【コラム】聖徳太子と柏原 (10)聖徳太子伝説と柏原

2022年6月7日

 聖徳太子は、その存在自体を否定する説もあるなど実態がよくわからない人物です。しかし、海外への窓口であった難波を重視し、飛鳥から難波へのルートを計画して龍田道や渋河道を整備したのは聖徳太子だったと考えられます(コラム(2)「聖徳太子と龍田道」)。おそらく太子自身もこの道を歩き、大和川を往来する舟にも揺られたことがあったと思います。
 聖徳太子は、丁未の変(587)で物部氏と戦うなかで、難波や河内の地理的な重要性を認識したのかもしれません。それが四天王寺の建立や物部氏の旧領であった渋川付近を上宮王家や四天王寺の所領とすることにつながったと考えられます。そして、それが契機となって斑鳩へ居を移し、渋河道・龍田道ルートの整備につながったのではないでしょうか。
 『万葉集』に龍田道を行く太子の歌が記され、亀の瀬に太子の伝説が伝えられ、河内六寺にも太子にまつわる話が伝えられるなど、柏原には数々の太子伝説が残されています。柏原に限らず、四天王寺や渋川は太子ゆかりの地として太子伝説が残されています。難波・河内だけでなく、大和川・龍田道に沿った奈良県王寺町・三郷町にも太子にまつわる伝説があります。片岡の飢人伝説や太子が関わったかもしれない寺院などから、太子が大和川沿いのルートを重視していたことがわかります。さらに柏原には聖徳太子の棺ではないかと考えられる夾紵棺が残されています。

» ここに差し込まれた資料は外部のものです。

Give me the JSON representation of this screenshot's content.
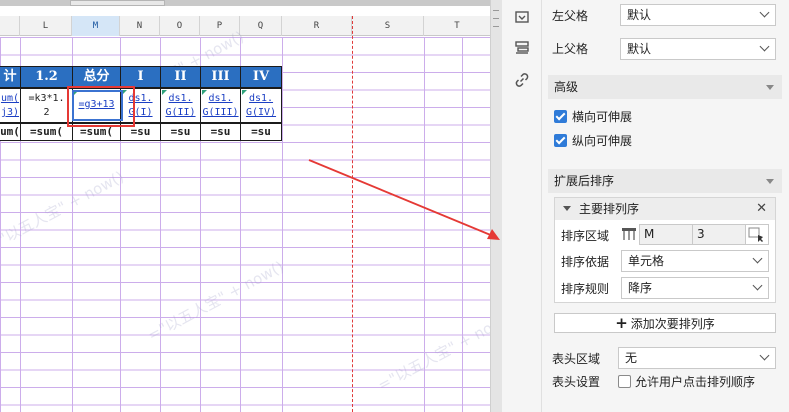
{
  "sheet": {
    "columns": [
      {
        "id": "K",
        "label": ""
      },
      {
        "id": "L",
        "label": "L"
      },
      {
        "id": "M",
        "label": "M"
      },
      {
        "id": "N",
        "label": "N"
      },
      {
        "id": "O",
        "label": "O"
      },
      {
        "id": "P",
        "label": "P"
      },
      {
        "id": "Q",
        "label": "Q"
      },
      {
        "id": "R",
        "label": "R"
      },
      {
        "id": "S",
        "label": "S"
      },
      {
        "id": "T",
        "label": "T"
      }
    ],
    "active_column": "M",
    "header_row": [
      "计",
      "1.2",
      "总分",
      "I",
      "II",
      "III",
      "IV"
    ],
    "formula_row": [
      {
        "l1": "um(",
        "l2": "j3)",
        "link": false
      },
      {
        "l1": "=k3*1.",
        "l2": "2",
        "link": false
      },
      {
        "l1": "=g3+13",
        "l2": "",
        "link": true
      },
      {
        "l1": "ds1.",
        "l2": "G(I)",
        "link": true
      },
      {
        "l1": "ds1.",
        "l2": "G(II)",
        "link": true
      },
      {
        "l1": "ds1.",
        "l2": "G(III)",
        "link": true
      },
      {
        "l1": "ds1.",
        "l2": "G(IV)",
        "link": true
      }
    ],
    "sum_row": [
      "um(",
      "=sum(",
      "=sum(",
      "=su",
      "=su",
      "=su",
      "=su"
    ],
    "watermark_text": "=\"以五人宝\" + now()",
    "colors": {
      "header_bg": "#2b6fc1",
      "grid_line": "#ccadeb",
      "dash_line": "#e03a3a",
      "highlight": "#e53935",
      "link": "#1b3fc4"
    }
  },
  "toolbar_strip": {
    "icons": [
      "cell-element-icon",
      "cell-attribute-icon",
      "hyperlink-icon"
    ]
  },
  "panel": {
    "left_parent_label": "左父格",
    "left_parent_value": "默认",
    "top_parent_label": "上父格",
    "top_parent_value": "默认",
    "advanced_title": "高级",
    "horizontal_expand": "横向可伸展",
    "vertical_expand": "纵向可伸展",
    "horizontal_checked": true,
    "vertical_checked": true,
    "sort_title": "扩展后排序",
    "primary_sort": {
      "title": "主要排列序",
      "close_symbol": "✕",
      "area_label": "排序区域",
      "area_col": "M",
      "area_row": "3",
      "basis_label": "排序依据",
      "basis_value": "单元格",
      "rule_label": "排序规则",
      "rule_value": "降序"
    },
    "add_secondary": "添加次要排列序",
    "add_symbol": "+",
    "header_area_label": "表头区域",
    "header_area_value": "无",
    "header_settings_label": "表头设置",
    "allow_click_sort": "允许用户点击排列顺序",
    "allow_click_checked": false,
    "accent": "#2f7bd8"
  }
}
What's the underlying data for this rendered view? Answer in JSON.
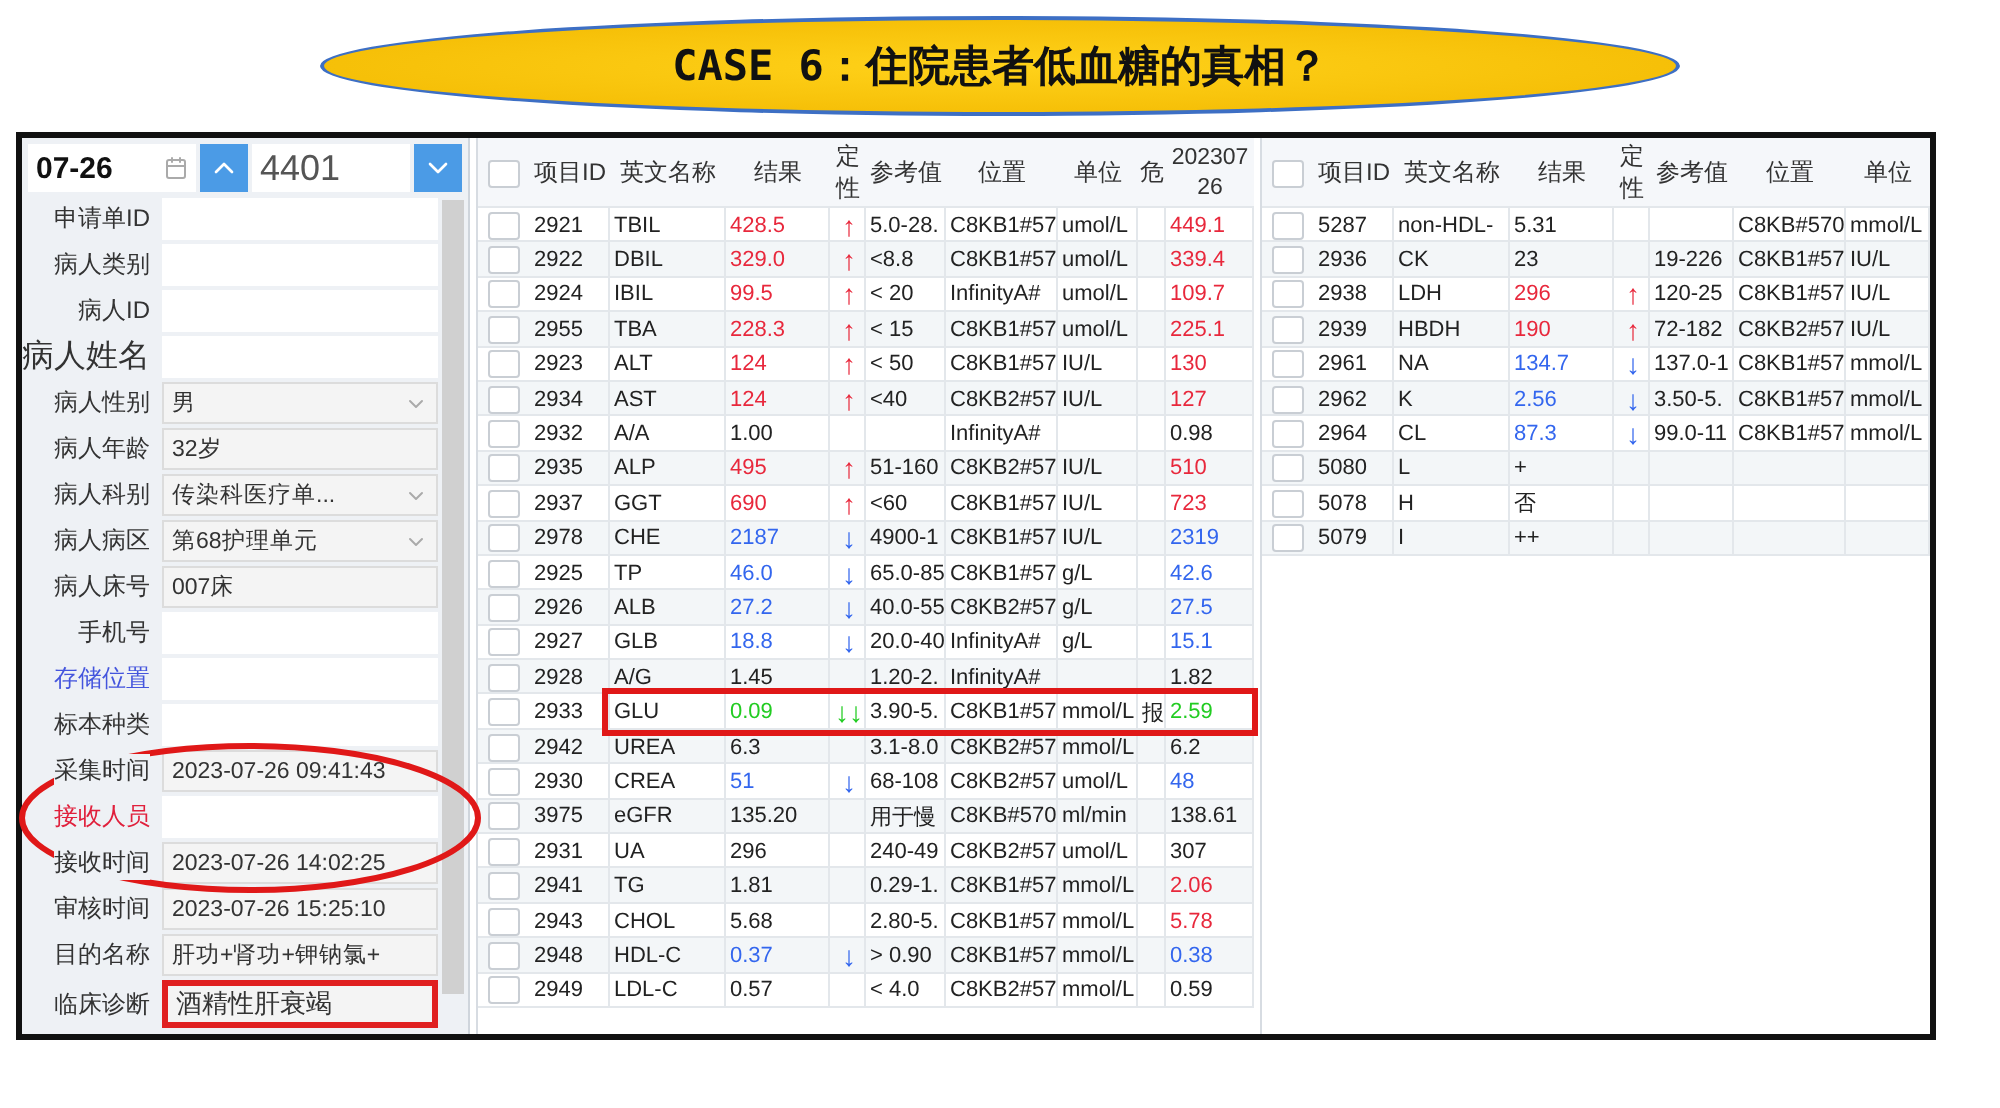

 これらを伝説として切り捨てるのではなく、そのような伝説が生み出された背景に迫ることが重要だと考えます。そこには、必ず歴史的な事実が隠されていると思います。春季企画展では、聖徳太子没後1,400年にちなんで、聖徳太子にまつわる伝説と、そこに隠された歴史的真実をさぐってみました。キーワードは道と寺です。柏原市と隣接する王寺町・三郷町との共催企画です。みなさんもじっくり味わってみてください。